This is the man who invented Russian Roulette

 Russian roulette  has been a buzzword for several decades when it comes to chance or taking chances. Russian roulette  is played by leaving one bullet in the cylinder of a revolver, spinning it, and pointing the revolver to the head. Out of 5 empty cylinders and 1 bullet, there are 3.5 chances that the gun will discharge, without spinning the cylinder between pulls. If you spin it in between pulls, the probability goes up to 6.  

 

While  Russian roulette  can be life-threatening,  roulette for high rollers  is definitely safe and you may want extra cash. The game has claimed many lives, both young and old, famous or regular folks, all over the globe. Who would have thought or created this deadly game? 

George Surdez

The name and game  Russian roulette  can be attributed to writer Georges  Surdez . The name  Russian roulette  first came out in his 1937 short story or the same title, which came out in  Collier’s magazine . In his story, the game is called for a revolver with 5 chambers with a bullet and 1 empty chamber.  

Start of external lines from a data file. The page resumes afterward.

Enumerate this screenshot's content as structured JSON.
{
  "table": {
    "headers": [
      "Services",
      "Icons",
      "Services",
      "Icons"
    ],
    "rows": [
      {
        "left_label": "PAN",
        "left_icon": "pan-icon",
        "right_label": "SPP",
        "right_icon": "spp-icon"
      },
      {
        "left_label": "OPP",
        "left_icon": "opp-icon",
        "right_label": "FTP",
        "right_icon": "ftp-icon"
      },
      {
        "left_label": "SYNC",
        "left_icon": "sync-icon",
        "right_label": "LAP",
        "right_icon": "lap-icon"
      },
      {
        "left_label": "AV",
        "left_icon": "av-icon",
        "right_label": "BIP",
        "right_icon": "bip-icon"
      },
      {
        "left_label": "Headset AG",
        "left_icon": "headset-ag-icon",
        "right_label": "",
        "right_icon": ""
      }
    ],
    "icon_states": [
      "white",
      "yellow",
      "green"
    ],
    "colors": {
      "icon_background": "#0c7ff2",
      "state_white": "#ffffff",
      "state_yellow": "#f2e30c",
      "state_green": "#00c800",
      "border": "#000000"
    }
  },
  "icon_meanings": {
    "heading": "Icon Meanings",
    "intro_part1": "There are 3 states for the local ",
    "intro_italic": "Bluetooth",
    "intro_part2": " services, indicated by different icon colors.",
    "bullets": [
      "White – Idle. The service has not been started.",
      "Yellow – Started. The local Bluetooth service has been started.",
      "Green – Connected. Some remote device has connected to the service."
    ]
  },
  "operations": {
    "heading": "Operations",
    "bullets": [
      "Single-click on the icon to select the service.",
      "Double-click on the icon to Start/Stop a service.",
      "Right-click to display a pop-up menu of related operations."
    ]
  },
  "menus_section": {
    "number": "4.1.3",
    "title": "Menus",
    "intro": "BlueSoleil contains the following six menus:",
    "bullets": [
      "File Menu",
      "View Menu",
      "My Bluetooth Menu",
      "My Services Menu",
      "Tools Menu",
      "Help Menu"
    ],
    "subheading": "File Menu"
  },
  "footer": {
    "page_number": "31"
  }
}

Georges Arthur Surdez was a Swiss writer born in 1900. As a young boy growing up in Biel, Switzerland, he already loved reading books. He was into history, fairy tales, and action adventure stories. His helped him not to focus on his father’s wifeizing and drinking. His family migrated to the US in 1912 and the attended school in New York. As he didn’t know the language, he was bullied as a kid, dubbed as a weirdo. The further found solace in his books and deepened his interest in the Foreign Legion.  

 He used to be a clerk

Before he got into writing, he worked as a clerk and an independent clerk. Pulp stories picked up so, between 1921 to 1922, he used his free time to write short stories. By October 1922, his short stories finally got published by Adventure magazine. Argosy picked up and published what Adventure magazine dropped. It was not until the published short story,  A Game In the Bush , was able to leave his job and write full time. The short story was spinned into a movie called  South Sea Love  in 1927.  

 

He married Edith McKenna in 1922, a school teacher. He got naturalized in 1928. After touring Africa and Asia, they were with the Great Depression in the US in 1930. Georges’ commissioned works diminished so he had to try something else to make ends. In 1933, Collier’s magazine published  A Job in the Legion  and other legion stories were commissioned. In 1937, Georges wrote a short story about French legionnaires in North Africa entitled  Russian Roulette . The name has been used by Russians since the 1920s but it was the first time it was seen on print.  

 

When World War II happened, pulp stories and Legion stories were no longer selling like hot cakes. Georges had to scrape by. His wife left him in 1943 and they were later divorced. He persisted in his writing while not as prolific as before. He came out with an autobiography before he died in 1949.